Research moving forward
The CureHeart team is excited about how their research could help those with genetic cardiomyopathies. Still, they also note their research may expand to other areas, such as treatment for heart failure. They note that genetics can play a role in heart failure, and addressing the genetic root cause could be highly beneficial.

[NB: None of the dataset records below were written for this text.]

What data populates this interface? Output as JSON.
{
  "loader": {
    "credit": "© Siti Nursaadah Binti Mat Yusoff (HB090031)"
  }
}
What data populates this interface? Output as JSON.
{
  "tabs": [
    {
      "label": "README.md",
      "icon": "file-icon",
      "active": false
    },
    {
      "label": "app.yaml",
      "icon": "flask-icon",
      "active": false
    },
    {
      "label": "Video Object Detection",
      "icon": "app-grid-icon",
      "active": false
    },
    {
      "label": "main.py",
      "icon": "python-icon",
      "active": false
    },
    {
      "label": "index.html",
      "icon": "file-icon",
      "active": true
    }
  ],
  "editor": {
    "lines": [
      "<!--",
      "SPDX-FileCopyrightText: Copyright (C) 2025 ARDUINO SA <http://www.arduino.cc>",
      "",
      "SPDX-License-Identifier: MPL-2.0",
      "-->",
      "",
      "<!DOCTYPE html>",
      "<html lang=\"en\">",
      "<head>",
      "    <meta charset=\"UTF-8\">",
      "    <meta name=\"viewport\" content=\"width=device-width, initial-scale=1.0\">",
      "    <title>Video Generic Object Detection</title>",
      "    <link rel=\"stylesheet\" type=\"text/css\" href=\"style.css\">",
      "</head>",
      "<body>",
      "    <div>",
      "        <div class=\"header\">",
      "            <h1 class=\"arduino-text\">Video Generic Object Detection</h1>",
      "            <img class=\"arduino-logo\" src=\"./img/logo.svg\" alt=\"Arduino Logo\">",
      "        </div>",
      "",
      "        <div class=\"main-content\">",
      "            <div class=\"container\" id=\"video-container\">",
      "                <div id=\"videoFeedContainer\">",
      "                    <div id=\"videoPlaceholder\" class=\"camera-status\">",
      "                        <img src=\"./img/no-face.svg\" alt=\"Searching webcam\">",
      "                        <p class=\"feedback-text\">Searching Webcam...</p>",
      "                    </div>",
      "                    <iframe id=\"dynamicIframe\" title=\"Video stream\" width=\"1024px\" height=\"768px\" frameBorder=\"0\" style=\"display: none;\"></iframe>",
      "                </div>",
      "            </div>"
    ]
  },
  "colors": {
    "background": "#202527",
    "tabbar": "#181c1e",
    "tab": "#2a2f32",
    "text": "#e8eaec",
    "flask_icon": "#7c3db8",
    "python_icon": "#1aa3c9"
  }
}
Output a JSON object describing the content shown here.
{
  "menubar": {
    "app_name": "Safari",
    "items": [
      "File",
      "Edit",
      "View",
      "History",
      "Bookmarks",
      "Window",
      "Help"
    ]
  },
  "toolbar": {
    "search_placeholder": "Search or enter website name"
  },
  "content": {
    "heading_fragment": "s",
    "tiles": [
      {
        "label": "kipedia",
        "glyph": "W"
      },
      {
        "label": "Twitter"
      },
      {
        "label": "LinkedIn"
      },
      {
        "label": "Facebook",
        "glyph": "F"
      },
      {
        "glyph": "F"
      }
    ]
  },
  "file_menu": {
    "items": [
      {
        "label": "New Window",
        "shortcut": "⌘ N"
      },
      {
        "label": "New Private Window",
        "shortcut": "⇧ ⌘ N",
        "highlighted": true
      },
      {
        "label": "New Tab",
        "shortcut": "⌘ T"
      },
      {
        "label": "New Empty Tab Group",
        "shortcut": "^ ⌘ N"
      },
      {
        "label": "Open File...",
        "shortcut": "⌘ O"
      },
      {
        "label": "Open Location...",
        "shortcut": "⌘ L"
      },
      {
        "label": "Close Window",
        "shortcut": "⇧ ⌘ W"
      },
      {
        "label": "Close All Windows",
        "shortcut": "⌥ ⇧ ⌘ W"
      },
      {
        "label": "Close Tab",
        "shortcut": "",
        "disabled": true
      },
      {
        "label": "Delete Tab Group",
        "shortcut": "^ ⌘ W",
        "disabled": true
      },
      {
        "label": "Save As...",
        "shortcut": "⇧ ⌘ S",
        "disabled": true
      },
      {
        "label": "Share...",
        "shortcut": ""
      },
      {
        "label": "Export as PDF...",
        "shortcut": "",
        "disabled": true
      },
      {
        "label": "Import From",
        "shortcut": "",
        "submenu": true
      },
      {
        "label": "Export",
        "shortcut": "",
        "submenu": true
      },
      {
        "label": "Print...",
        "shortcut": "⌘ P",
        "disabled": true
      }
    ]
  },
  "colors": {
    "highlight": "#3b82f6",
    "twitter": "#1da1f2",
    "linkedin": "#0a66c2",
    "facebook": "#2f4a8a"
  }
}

Developing cures for cardiomyopathies could impact the lives of many, including children affected by cardiomyopathies.
In a recent press release, Professor Sir Nilesh, the medical director at the British Heart Foundation, said the team’s work had great potential.
“Once successful, the same gene editing innovations could be used to treat a whole range of common heart conditions where genetic faults play a major role. This would have a transformational impact and offer hope to the thousands of families worldwide affected by these devastating diseases,” he says.
“This is a defining moment for cardiovascular medicine. Not only could CureHeart be the creators of the first cure for inherited heart muscle diseases by tackling killer genes that run through family trees, it could also usher in a new era of precision cardiology.”
— Prof. Sir Nilesh
Prof. Hugh Watkins, leading member of the CureHeart research team and professor of cardiovascular medicine at the British Heart Foundation, said he was excited about the funding and research development in this area.
“I am excited by the BHF’s Big Beat Challenge because the scale of the award made it possible to bring on board some truly world-class scientists including some who weren’t previously working on heart disease,” he told MNT.
“We think we have everything we need now to discover how to best use genetic therapies to fix the fundamental problem in inherited heart muscle diseases and begin to create cures where none exist at present,” he added.